Adapting to a Changing Graduate Landscape
Graduate enrollment at UM has grown 40 percent in the past decade and now makes up more than a quarter of the student body. Graduate students not only contribute to UM's financial health, but they also drive research productivity and are essential to maintaining UM’s R1 status.
"We've been really successful over the last decade without having to put much effort into it, which speaks volumes about the quality of our graduate programs," says Paul Lukacs, Associate Vice President for Research & Creative Scholarship. "The research productivity and graduate education that happens at UM is at a different level compared to our peer institutions."

But Lukacs says that just about everything it means to be a graduate student is changing. "We can't think that what we did yesterday is going to work tomorrow," he says.
Lukacs is leading a UM Playbook project to create a more coordinated approach to recruiting and supporting graduate and professional students. The effort is one of six playbook projects focused on UM's objective to improve student recruitment, access, retention, persistence, and completion.
Approach
Lukacs and Graduate School Dean Ke Wu have met with leaders and faculty from nearly every graduate program on campus to learn about current recruitment practices, constraints, and capacity limitations. Unlike undergraduate recruitment, which is driven centrally by Admissions, graduate recruitment has traditionally been decentralized in part because recruitment looks different across disciplines.

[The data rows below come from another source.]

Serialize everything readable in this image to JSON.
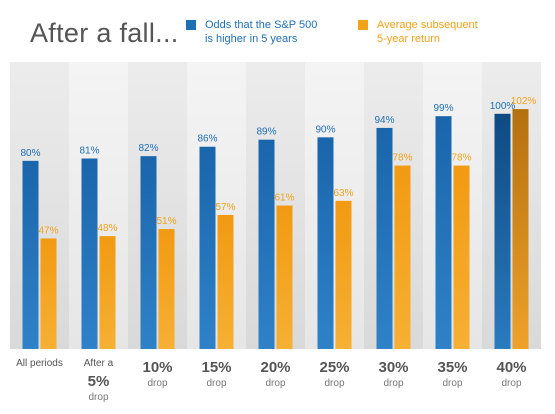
{
  "title": "After a fall...",
  "legend": [
    {
      "name": "Odds that the S&P 500 is higher in 5 years",
      "lines": [
        "Odds that the S&P 500",
        "is higher in 5 years"
      ],
      "color": "#1f6fb5",
      "text_color": "#1f6fb5"
    },
    {
      "name": "Average subsequent 5-year return",
      "lines": [
        "Average subsequent",
        "5-year return"
      ],
      "color": "#f2a21b",
      "text_color": "#f2a21b"
    }
  ],
  "chart_data": {
    "type": "bar",
    "title": "After a fall...",
    "categories": [
      "All periods",
      "After a 5% drop",
      "10% drop",
      "15% drop",
      "20% drop",
      "25% drop",
      "30% drop",
      "35% drop",
      "40% drop"
    ],
    "category_labels": [
      {
        "top": "All periods",
        "main": "",
        "bottom": ""
      },
      {
        "top": "After a",
        "main": "5%",
        "bottom": "drop"
      },
      {
        "top": "",
        "main": "10%",
        "bottom": "drop"
      },
      {
        "top": "",
        "main": "15%",
        "bottom": "drop"
      },
      {
        "top": "",
        "main": "20%",
        "bottom": "drop"
      },
      {
        "top": "",
        "main": "25%",
        "bottom": "drop"
      },
      {
        "top": "",
        "main": "30%",
        "bottom": "drop"
      },
      {
        "top": "",
        "main": "35%",
        "bottom": "drop"
      },
      {
        "top": "",
        "main": "40%",
        "bottom": "drop"
      }
    ],
    "series": [
      {
        "name": "Odds that the S&P 500 is higher in 5 years",
        "color": "#1f6fb5",
        "values": [
          80,
          81,
          82,
          86,
          89,
          90,
          94,
          99,
          100
        ],
        "labels": [
          "80%",
          "81%",
          "82%",
          "86%",
          "89%",
          "90%",
          "94%",
          "99%",
          "100%"
        ]
      },
      {
        "name": "Average subsequent 5-year return",
        "color": "#f2a21b",
        "values": [
          47,
          48,
          51,
          57,
          61,
          63,
          78,
          78,
          102
        ],
        "labels": [
          "47%",
          "48%",
          "51%",
          "57%",
          "61%",
          "63%",
          "78%",
          "78%",
          "102%"
        ]
      }
    ],
    "ylim": [
      0,
      110
    ],
    "grid": false,
    "legend_position": "top"
  }
}
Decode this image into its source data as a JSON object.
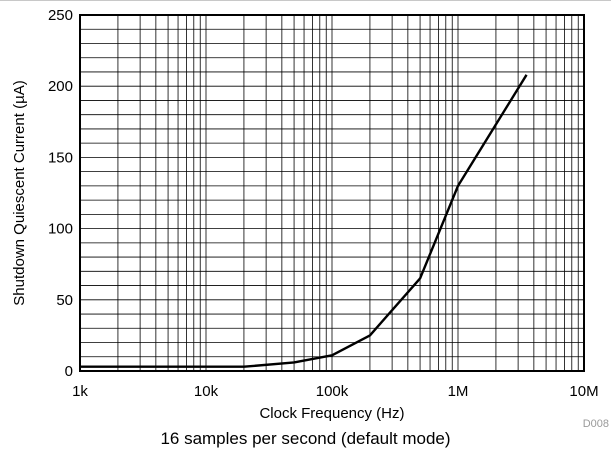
{
  "chart_data": {
    "type": "line",
    "x_scale": "log",
    "xlim": [
      1000,
      10000000
    ],
    "ylim": [
      0,
      250
    ],
    "x_ticks": [
      1000,
      10000,
      100000,
      1000000,
      10000000
    ],
    "x_tick_labels": [
      "1k",
      "10k",
      "100k",
      "1M",
      "10M"
    ],
    "y_ticks": [
      0,
      50,
      100,
      150,
      200,
      250
    ],
    "y_tick_labels": [
      "0",
      "50",
      "100",
      "150",
      "200",
      "250"
    ],
    "xlabel": "Clock Frequency (Hz)",
    "ylabel": "Shutdown Quiescent Current (µA)",
    "grid": true,
    "series": [
      {
        "x": [
          1000,
          20000,
          50000,
          100000,
          200000,
          500000,
          1000000,
          3500000
        ],
        "y": [
          3,
          3,
          6,
          11,
          25,
          65,
          130,
          208
        ]
      }
    ],
    "figure_id": "D008",
    "caption": "16 samples per second (default mode)"
  }
}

Lukacs and Wu have also worked with UM’s Admissions Office on recruitment and scholarship strategy. They’ve partnered with Housing to increase access to campus apartments, pursued additional funding for assistantships, and consulted with colleagues across the 猎奇重口 University System and the Council of Graduate Schools.
Desired outcomes
Lukacs says the top priority is to maintain the graduate enrollment UM has and not go backwards. He’s also focused on increasing the number of Ph.D. students to reduce concerns about maintaining R1 research status. And he sees room for enrollment increases in some of UM’s professional programs.
"The call to action for the campus is to move towards a cohesive professional recruitment mindset around graduate studies just as we do around undergraduate," Lukacs says. "The flavor and exact details of how you accomplish that is different in graduate school, but we need to be thinking as a cohesive university and really have a plan and goals for our graduate recruitment. Otherwise, we're going to get left in the dark."